Cancer Risk: Colon growths might not be so obvious

The fight against colorectal cancer, by most accounts, is going well. With colonoscopy, doctors can prevent most of these malignancies by detecting and removing polyps, growths along the colon that can be precancerous. But some people who have had polyps removed or who have gotten a clean checkup still get diagnosed as having colorectal cancer a few years later.

A new study suggests that these out-of-the-blue cancers may arise from nonpolyp growths. Such tissues are less conspicuous than polyps, but the new data suggest that they occur with some regularity and might be more dangerous than polyps.

Researchers in Japan first noticed nonpolyp growths in colonoscopies during the 1980s and 1990s. The growths were typically flat patches of colon or rectal lining that were reddish and slightly deformed, showing patterns of disrupted blood vessels. As with polyps, some of these tissues showed abnormal growth, and Japanese doctors have since devised an easy technique for removing them during a colonoscopy.

But in the 1990s, scientists in the United States and Europe failed to find many such growths or to perceive a risk from them. Many wrote off nonpolyp growths as unique to Asians, says Roy Soetikno, a gastroenterologist at the Veterans Affairs Palo Alto Health Care System in California.

Soetikno and his colleagues performed colonoscopies in 2003 and 2004 on 1,819 veterans, predominantly white males with an average age of 64.

To discern nonpolyp growths, the U.S. physicians relied on instructions and training videos from Japanese doctors. All polyps and nonpolyp growths in the participants were removed and tested in a lab.

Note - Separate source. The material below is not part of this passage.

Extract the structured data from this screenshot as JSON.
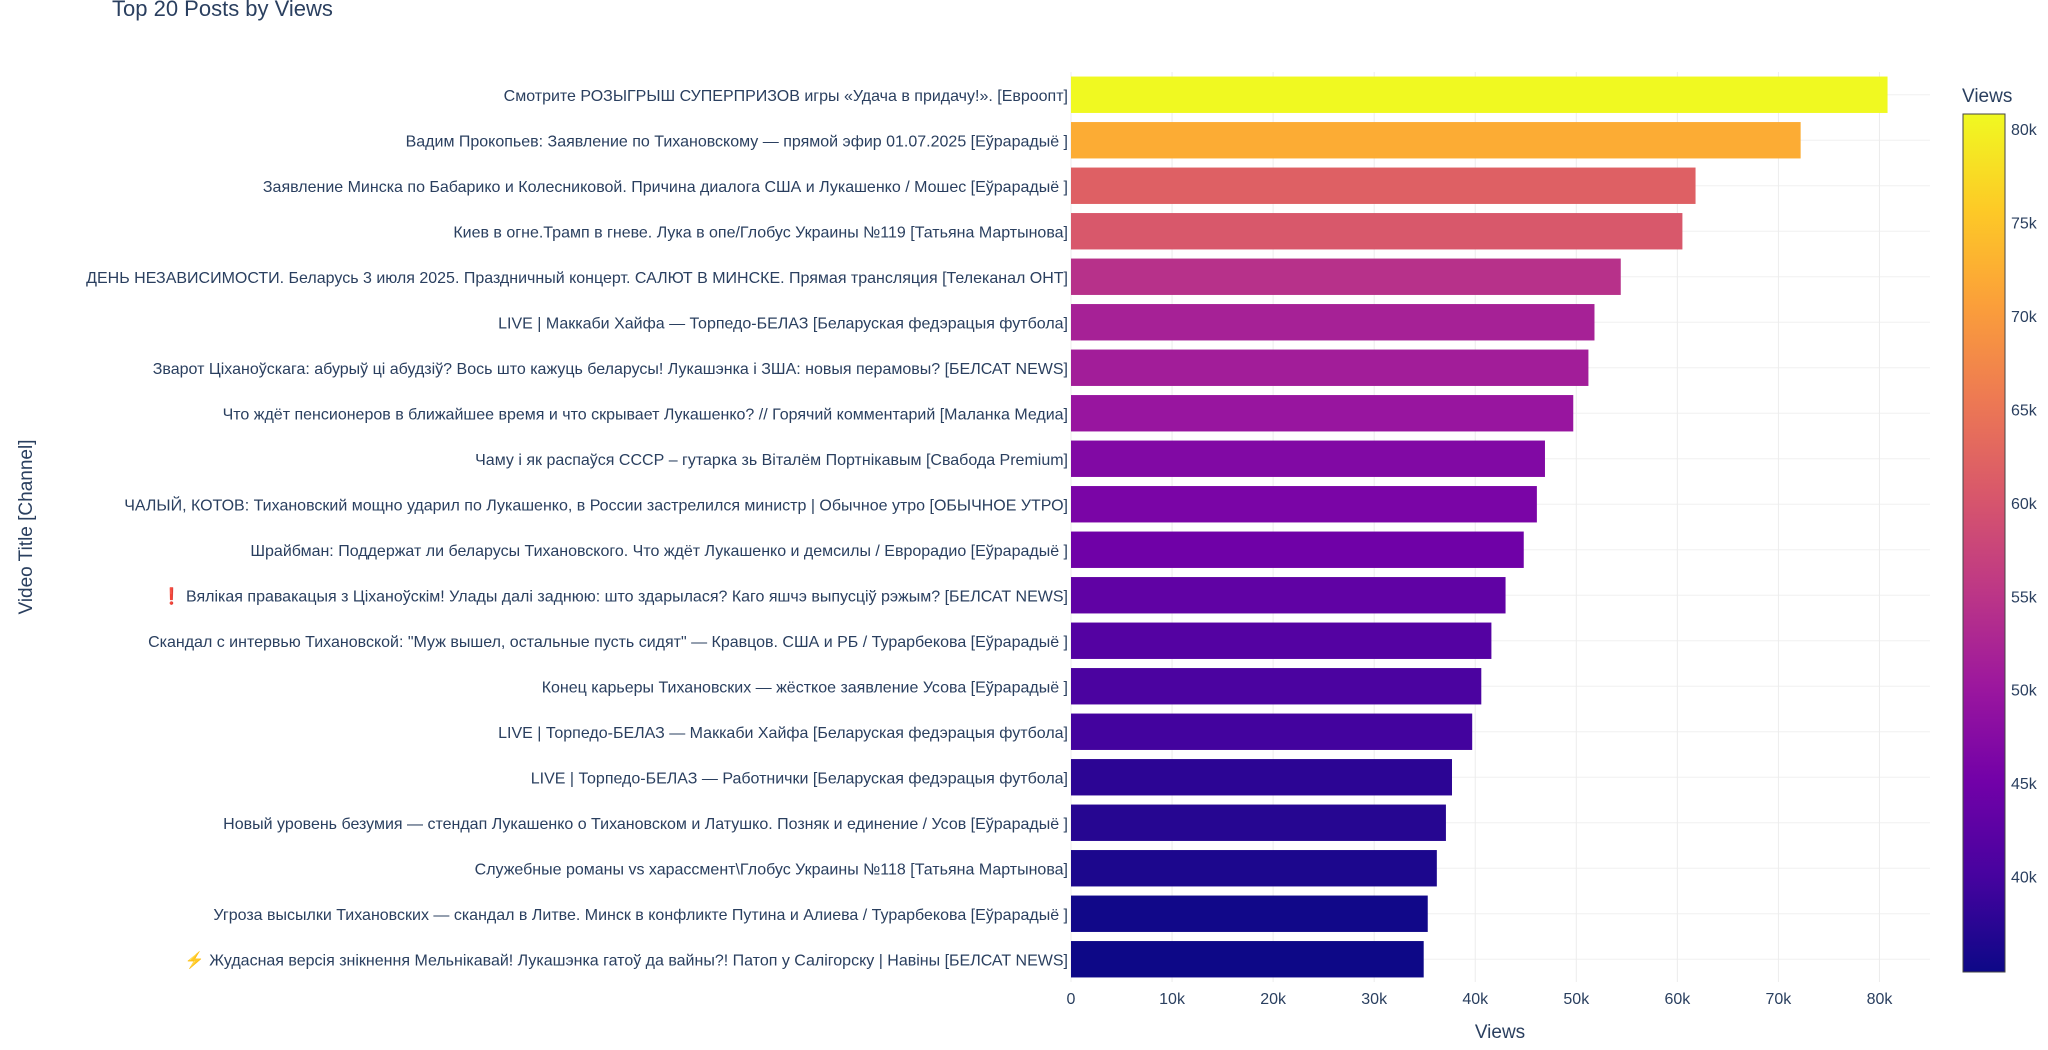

The physicians removed at least one colorectal polyp or nonpolyp growth from three-fifths of the veterans. Most growths were neoplastic, a grouping that includes precancerous tissues and very early cancers that haven’t moved past the lining of the colon or rectum. Overall, 10 percent of the veterans had neoplastic, nonpolyp growths, the researchers report in the March 5 Journal of the American Medical Association (JAMA).

“It is now clear that Asian and Western populations may develop [nonpolyp growths],” says physician David Lieberman of the Oregon Health & Science University in Portland, writing in the same JAMA issue.

Some patients had as many as 10 growths removed. While polyps outnumbered nonpolyp growths, lab analyses showed that the nonpolyp kind was at least five times as likely to be cancerous.

In recent years, Western scientists have debated whether colonoscopy or CT scans detect polyps better (SN: 12/6/03, p. 355; SN: 5/1/04, p. 285). “It is possible, if not likely, that additional [nonpolyp growths] may be missed by both,” Lieberman says.

“It takes some training to make [detection] automatic,” Soetikno says. Doctors are more likely to check for these growths if patients insist on it, he says. “This is contrary to the prior dogma.”